Silence. Shouto rewinds the phrase until it makes sense.

“How?” Aizawa asks sternly.

“Tokoyami got me a detailed map of the army. If I saw myself in the need to get closer to the coast I would at least know which areas to avoid.”

“Do you have the maps with you?”

“No, they stayed on my boat, but I learned them all by heart. I’ve memorized the locations of all the villages and the guard posts.”

Shouto smiles and looks at his teacher, who grunts.

“The problem with the drug is still there.”

“Well…” The omega intervenes before Shouto does and when both turn to him, the boy blushes. Shouto is surprised when the omega moves the hair from his ear, it is a mania that he has repeated at least five times through all the time they have been chatting.

“Do you also know how to neutralize it?” Aizawa murmurs impatiently.

“Uh… no… I don’t know what it is, but Tokoyami told me that it was delivered by air, so before leaving I had to prepare a complete set of lotions. We had the idea that in case they tried to use it against me, maybe I could counteract it by using a cloth covered in perfume. Like when you use a wet handkerchief to avoid getting intoxicated with the smoke.”

Both Shouto and Aizawa spoke at the same time. “Brilliant.”—“Absurd.”

“In any case,” the omega muttered, trying to ignore the tension between them, “it’s not a long-term solution, but even if it does work it will give us a margin of advantage.”

“Yeah, it will.” Shouto smiled proudly and his gesture caused the omega to blush.

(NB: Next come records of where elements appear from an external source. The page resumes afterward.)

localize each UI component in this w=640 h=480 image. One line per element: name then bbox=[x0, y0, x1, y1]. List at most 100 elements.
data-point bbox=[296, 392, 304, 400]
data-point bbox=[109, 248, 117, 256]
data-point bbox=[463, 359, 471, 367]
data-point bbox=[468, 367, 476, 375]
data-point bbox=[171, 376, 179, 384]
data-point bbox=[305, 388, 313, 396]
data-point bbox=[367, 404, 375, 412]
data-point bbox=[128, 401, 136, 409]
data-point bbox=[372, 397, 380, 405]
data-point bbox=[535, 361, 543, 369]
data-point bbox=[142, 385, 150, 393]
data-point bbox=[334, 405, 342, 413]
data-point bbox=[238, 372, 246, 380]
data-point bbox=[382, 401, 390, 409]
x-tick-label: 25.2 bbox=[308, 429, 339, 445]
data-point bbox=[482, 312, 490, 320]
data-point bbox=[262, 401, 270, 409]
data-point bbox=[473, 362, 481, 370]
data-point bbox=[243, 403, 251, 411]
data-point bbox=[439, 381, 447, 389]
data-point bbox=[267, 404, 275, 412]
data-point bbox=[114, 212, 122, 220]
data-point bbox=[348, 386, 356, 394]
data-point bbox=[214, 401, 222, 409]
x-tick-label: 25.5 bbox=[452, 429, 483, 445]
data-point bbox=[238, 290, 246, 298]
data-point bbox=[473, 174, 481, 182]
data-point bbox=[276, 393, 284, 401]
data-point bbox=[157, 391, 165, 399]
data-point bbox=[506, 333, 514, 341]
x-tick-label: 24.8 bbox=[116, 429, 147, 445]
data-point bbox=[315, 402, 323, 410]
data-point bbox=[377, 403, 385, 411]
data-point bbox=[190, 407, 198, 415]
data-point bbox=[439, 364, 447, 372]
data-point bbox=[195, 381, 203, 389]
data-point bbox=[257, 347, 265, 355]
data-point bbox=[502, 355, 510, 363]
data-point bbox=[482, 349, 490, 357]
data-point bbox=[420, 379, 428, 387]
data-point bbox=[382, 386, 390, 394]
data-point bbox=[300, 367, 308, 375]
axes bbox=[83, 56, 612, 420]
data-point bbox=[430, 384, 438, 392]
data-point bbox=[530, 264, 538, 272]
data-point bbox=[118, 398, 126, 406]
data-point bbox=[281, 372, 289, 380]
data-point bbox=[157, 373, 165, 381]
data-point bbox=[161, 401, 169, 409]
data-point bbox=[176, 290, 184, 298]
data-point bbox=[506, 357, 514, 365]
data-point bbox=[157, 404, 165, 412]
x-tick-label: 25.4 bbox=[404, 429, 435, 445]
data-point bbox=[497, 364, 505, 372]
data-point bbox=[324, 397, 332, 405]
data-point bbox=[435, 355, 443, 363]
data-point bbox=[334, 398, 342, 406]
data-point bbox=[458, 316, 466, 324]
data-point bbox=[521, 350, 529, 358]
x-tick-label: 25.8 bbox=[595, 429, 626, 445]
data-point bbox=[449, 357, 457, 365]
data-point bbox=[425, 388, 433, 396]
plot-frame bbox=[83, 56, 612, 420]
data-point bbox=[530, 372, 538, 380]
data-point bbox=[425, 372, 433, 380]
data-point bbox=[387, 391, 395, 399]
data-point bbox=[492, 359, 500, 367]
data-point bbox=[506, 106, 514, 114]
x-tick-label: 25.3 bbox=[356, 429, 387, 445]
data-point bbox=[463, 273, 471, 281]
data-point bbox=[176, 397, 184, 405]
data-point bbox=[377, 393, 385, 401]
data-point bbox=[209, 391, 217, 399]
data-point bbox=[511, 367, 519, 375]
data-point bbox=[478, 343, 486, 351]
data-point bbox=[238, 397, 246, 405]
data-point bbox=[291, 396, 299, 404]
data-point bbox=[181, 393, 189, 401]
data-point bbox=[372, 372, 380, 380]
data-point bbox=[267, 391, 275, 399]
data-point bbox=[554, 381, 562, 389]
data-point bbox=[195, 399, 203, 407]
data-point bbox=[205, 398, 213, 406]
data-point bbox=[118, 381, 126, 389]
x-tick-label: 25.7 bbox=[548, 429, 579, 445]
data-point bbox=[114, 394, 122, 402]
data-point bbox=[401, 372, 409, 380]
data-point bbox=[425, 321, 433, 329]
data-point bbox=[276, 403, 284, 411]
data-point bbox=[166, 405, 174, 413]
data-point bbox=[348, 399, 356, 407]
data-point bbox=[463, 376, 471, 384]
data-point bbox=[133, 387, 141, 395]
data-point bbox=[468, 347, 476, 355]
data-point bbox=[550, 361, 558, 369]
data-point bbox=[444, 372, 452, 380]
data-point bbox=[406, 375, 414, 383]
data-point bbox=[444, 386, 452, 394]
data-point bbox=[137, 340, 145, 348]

Still smiling, the boy turned towards his teacher. “I suppose there are no more excuses.”

Aizawa run a hand through his hair, clearly frustrated.

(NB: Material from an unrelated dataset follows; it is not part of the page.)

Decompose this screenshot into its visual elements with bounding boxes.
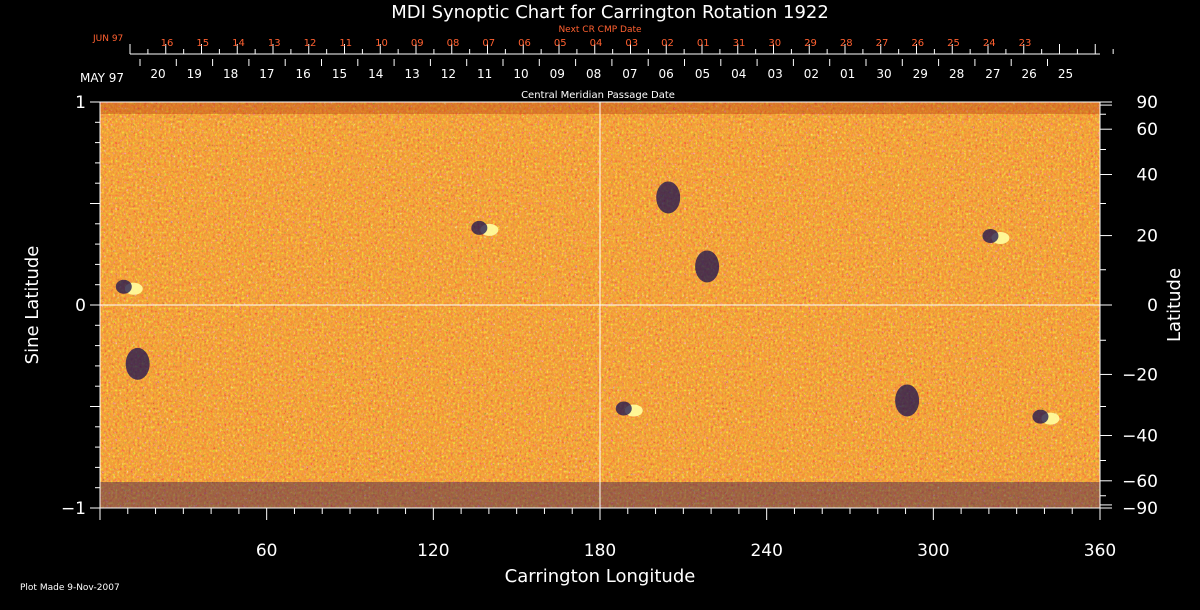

“Are you willing to drag him into this nonsense?” He pointed to the omega and for the first time, Shouto had doubts.

He looked at the omega, undecided, but the boy did something extraordinary. He smiled for the first time since he met him. The gesture was brilliant, shy and charming.

“Actually, it’s me who’s offering help,” the boy said without hesitation.

The silence spread as the three looked at him in surprise, finally it was Aizawa who asked the question everyone had in mind, “Why?”

The beautiful smile was suddenly erased, his gesture extinguished like the flame of a candle. A small wrinkle formed between the eyebrows and his cheekbones went pale. Eyes roamed the room, as if searching for something, but it was obvious the boy was not here, he saw something beyond them all. A memory. A wish. Whatever it was, it had the strength to turn a beautiful flower into a withered leaf.

Finally, the boy put his hands to his face and brushed his hair, slowly coming back to reality.  When he looked back at them his face was the spitting image of sadness.

“If I knew that my friend is a prisoner, I would also do everything possible to rescue them.”